Irwin proved to be an early proponent of a trend. One that Vincent called “sickening” and “disturbing” in the Village Voice, but a trend nonetheless. Syracuse University professor Robert Thompson had recently founded the Center for the Study of Popular Television, attracting plenty of media attention. (“Liberal arts’ last great hope is to use TV,” he said at the time.) The same year that Seinfeld and Philosophy came out, TV producer Norman Lear funded a new program at UCLA for entertainment studies. Irwin’s next project tackled The Simpsons in a similar fashion and received a warmer reception; by the time his collection about The Matrix came out in 2002, few questioned its relevance or intentions.
Irwin’s small publisher, Open Court, ordered a first print-run of 2,000 copies for Seinfeld and Philosophy, and when Irwin heard that, he was thrilled. In academia, 300 copies could be considered a hot seller. By 2014, Seinfeld and Philosophy had sold more than 50,000 copies, and spawned an ongoing series (85 titles and counting) that featured philosophical musings on pop culture phenomena from Buffy the Vampire Slayerand The Sopranos to Star Wars and The Lord of the Rings.
Yada, yada, yada
Irwin likes to point out that many other cultural works that are now taken seriously started out as the lowest of the low: cinema, jazz, Dickens. He imagines a time when we look back on Seinfeld the same way. “Whenever you’re doing something new, you’re bound to run into some resistance like that,” Irwin told me.

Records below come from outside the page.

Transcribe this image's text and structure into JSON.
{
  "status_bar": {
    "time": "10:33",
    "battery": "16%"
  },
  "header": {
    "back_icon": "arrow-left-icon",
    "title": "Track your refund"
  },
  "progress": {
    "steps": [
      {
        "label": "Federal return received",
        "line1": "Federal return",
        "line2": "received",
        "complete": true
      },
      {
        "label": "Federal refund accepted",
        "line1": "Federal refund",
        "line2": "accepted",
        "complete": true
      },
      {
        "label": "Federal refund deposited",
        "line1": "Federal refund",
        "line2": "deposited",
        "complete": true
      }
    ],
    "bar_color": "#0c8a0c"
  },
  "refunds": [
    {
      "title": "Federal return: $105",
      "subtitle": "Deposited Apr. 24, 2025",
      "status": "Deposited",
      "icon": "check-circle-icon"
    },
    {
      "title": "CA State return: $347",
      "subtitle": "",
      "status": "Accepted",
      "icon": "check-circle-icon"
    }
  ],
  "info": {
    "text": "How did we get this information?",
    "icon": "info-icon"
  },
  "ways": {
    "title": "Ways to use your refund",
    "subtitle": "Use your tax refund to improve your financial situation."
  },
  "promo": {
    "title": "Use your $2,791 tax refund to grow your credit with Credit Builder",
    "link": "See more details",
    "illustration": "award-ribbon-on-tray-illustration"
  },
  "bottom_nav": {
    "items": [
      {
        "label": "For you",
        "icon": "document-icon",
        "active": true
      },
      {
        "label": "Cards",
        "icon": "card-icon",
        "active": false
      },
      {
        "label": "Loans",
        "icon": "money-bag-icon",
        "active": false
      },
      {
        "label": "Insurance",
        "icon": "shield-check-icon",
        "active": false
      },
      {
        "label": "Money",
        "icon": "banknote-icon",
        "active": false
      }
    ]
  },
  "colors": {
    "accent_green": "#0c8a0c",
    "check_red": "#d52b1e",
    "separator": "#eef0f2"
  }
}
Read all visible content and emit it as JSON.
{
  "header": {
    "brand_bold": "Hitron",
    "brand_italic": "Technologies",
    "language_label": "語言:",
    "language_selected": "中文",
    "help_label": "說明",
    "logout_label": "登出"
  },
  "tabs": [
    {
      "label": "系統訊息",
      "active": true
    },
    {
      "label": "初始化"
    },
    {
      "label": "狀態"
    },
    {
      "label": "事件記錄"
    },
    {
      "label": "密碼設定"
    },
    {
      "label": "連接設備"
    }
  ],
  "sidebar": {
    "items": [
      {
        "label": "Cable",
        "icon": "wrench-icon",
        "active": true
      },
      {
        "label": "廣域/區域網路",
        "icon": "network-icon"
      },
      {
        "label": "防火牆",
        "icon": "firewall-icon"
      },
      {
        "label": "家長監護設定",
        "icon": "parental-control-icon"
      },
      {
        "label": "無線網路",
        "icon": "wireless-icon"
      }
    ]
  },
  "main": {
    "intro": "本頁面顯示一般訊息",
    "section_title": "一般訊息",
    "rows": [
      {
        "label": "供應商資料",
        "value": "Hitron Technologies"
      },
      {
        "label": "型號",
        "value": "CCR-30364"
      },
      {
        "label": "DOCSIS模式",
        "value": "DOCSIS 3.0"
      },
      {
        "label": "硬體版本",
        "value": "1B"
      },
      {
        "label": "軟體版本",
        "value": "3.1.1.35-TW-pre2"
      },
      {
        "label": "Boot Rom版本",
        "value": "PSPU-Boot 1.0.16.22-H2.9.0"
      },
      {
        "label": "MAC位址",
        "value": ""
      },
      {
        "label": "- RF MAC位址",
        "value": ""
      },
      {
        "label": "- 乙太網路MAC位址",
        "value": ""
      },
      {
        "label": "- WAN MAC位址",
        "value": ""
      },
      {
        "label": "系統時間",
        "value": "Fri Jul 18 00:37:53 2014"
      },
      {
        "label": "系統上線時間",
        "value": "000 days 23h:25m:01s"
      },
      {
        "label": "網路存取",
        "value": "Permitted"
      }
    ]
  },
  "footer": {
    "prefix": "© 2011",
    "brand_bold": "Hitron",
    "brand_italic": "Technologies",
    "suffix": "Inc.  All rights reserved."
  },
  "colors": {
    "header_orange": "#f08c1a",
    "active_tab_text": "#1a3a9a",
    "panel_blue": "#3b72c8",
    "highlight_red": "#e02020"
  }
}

Now Kelli Marshall uses Irwin’s book when she teaches an entire class on Seinfeld at DePaul University in Chicago, where she also teaches Intro to Film and classes on Quentin Tarantino and Spike Lee. Her Seinfeld class tends to fill up to its 30-student maximum very quickly and has an almost unheard-of retention rate.
Students leave the class with a clearer vision of ‘90s history – Marshall provides mini-lessons to help them understand the show’s references to, say, OJ Simpson lawyer Johnnie Cochran or the lawsuit against McDonald’s for serving too-hot coffee. And, of course, they gain a greater appreciation for Seinfeld and its enduring influence throughout American culture. “We read this article that was just a list of all these terms,” says Erin Uttich, a media and cinema studies major who took the class in 2015. “Like yada yada, or double dip, or re-gift. I was like, ‘Weren’t those just things?’ [Marshall] was like, ‘No, those were things because Seinfeld made them things.’”
And that’s exactly why professors like Marshall and Tobia keep teaching Seinfeld – and, for that matter, other major works of pop culture. These works, if they’re as influential and pervasive as Seinfeld, show us why we say the things we do, do the things we do, think the things we think, like the things we like. Seinfeld teaches us what at least one sliver of life was like in 1990s America: silly, banal, self-indulgent, self-obsessed and maybe even nihilistic underneath it all. It also continues to make us laugh in reruns, showing us the more universal tendencies we share: we’re probably still a little self-indulgent, even more self-obsessed and still questioning what it all means.
And any show that makes us think about all of that – while making nihilism and existentialism fun – can’t really be about nothing after all, can it?